Keywords: anthropology, existence, existential, stoicism, skepticism, exis-tentials of human being, loneliness, fear, death.
Философская гуманистическая мысль Возрождения XVI в. характеризуется переосмыслением оснований гуманистического антропоцентризма, которое базируется на углубленном психологическом самоанализе внутреннего мира личности. В ренессансном хоре гуманистического антропоцентризма, поющем оды человеку как «центру Вселенной», отчетливо слышен скептический голос Мишеля Монтеня (1533–1592). Смысложизненные проблемы одиночества, страха, смерти в гуманистической философии Ренессанса приобрели новое по сравнению с предшествующими средневековыми представлениями звучание, поскольку в культуре эпохи Возрождения произошел поворот от «корпоративности» Средневековья к «раскованной индивидуальности» Нового времени, по выражению Якоба Буркхардта. Уникальная особенность ренессансного человека объясняется тем, что в его сознании, в его системе внутренних ценностных интенций сталкиваются стремление найти свое место, предписанное родом («знать свой шесток»), и желание быть «универсальным человеком», то есть одновременно и средневековое, и ренессансное отношение к личности. Ренессансный философ полагает необходимым «измерить самого себя» (Л. Медичи), но, произведя эту операцию, философия и культура Возрождения еще не находят «личности» как понятия (ставшего таковым в Новое время), а обнаруживают «сверх-личность» и «недо-личность» одновременно, посредством совмещения их в одном субъекте.
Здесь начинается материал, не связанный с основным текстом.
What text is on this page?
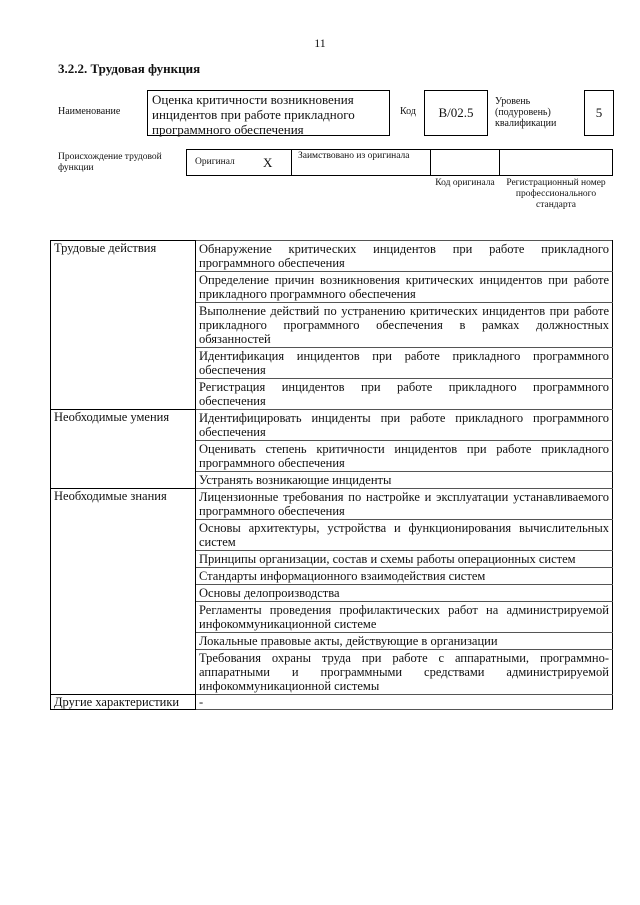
11
3.2.2. Трудовая функция
Наименование
Оценка критичности возникновения инцидентов при работе прикладного программного обеспечения
Код	B/02.5
Уровень (подуровень) квалификации
5
Происхождение трудовой функции
Оригинал X	Заимствовано из оригинала
Код оригинала	Регистрационный номер профессионального стандарта
Трудовые действия	Обнаружение критических инцидентов при работе прикладного программного обеспечения

	Определение причин возникновения критических инцидентов при работе прикладного программного обеспечения

	Выполнение действий по устранению критических инцидентов при работе прикладного программного обеспечения в рамках должностных обязанностей

	Идентификация инцидентов при работе прикладного программного обеспечения

	Регистрация инцидентов при работе прикладного программного обеспечения

Необходимые умения	Идентифицировать инциденты при работе прикладного программного обеспечения

	Оценивать степень критичности инцидентов при работе прикладного программного обеспечения

	Устранять возникающие инциденты

Необходимые знания	Лицензионные требования по настройке и эксплуатации устанавливаемого программного обеспечения

	Основы архитектуры, устройства и функционирования вычислительных систем

	Принципы организации, состав и схемы работы операционных систем

	Стандарты информационного взаимодействия систем

	Основы делопроизводства

	Регламенты проведения профилактических работ на администрируемой инфокоммуникационной системе

	Локальные правовые акты, действующие в организации

	Требования охраны труда при работе с аппаратными, программно-аппаратными и программными средствами администрируемой инфокоммуникационной системы

Другие характеристики	-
Мишель Монтень создал оригинальную концепцию человека и воплотил в знаменитых «Опытах» (1580 г.) собственное понимание человека и всех экзистенциальных проблем человеческого бытия. Монтень осознал всю сложность попыток составить устойчивое и единообразное представление о человеке, и потому он обосновывает автономность человеческого бытия, используя принципы эпикуреизма и трансцендентального скептицизма для того, чтобы подрубить под корень метафизические основания, на которых строится общественная жизнь. Ведь, как доказывал Монтень, сверхэмпирические вопросы недоступны компетенции человеческого разума, и только скептицизм и признание относительного знания могут быть руководством для понимания трансцендентного. И, конечно же, «опыт», эксперимент, поставленный на самом себе, что предопределило сам жанр произведения Монтеня – эссе («Les Essais» – «Опыты»). В соответствии с установкой на опыт Монтень последовательно изучает внутри самого себя экзистенциальные основания человеческого бытия с позиций неостоицизма и скептицизма (сократический вопрос Монтеня: «Что я знаю?»). Монтень применил в «Опытах» своеобразную технику исследования человеческих состояний, качеств и свойств, сочетающую точный самоанализ с тонкими наблюдениями над людьми, событиями, сопоставленными с «книжными» мудростями (в «Опытах» приведено более 3000 цитат античных и средневековых авторов). Уникальность подхода Монтеня обусловлена тем, что он не «творит» человека, а только «рассказывает о нем», то есть о самом себе. Это данный человек, а не человек вообще, и это обыкновенный человек, Homo Ordinalis, а не «перл творения». Вольтер, ставший позднее последователем Монтеня, заметил, что замысел Монтеня наивным образом обрисовать самого себя был прекрасен, ибо он в итоге изобразил человека вообще. Но, как замечает сам Монтень, «нет описания более трудного, чем описания самого себя, но в то же время нет описания более полезного»[1].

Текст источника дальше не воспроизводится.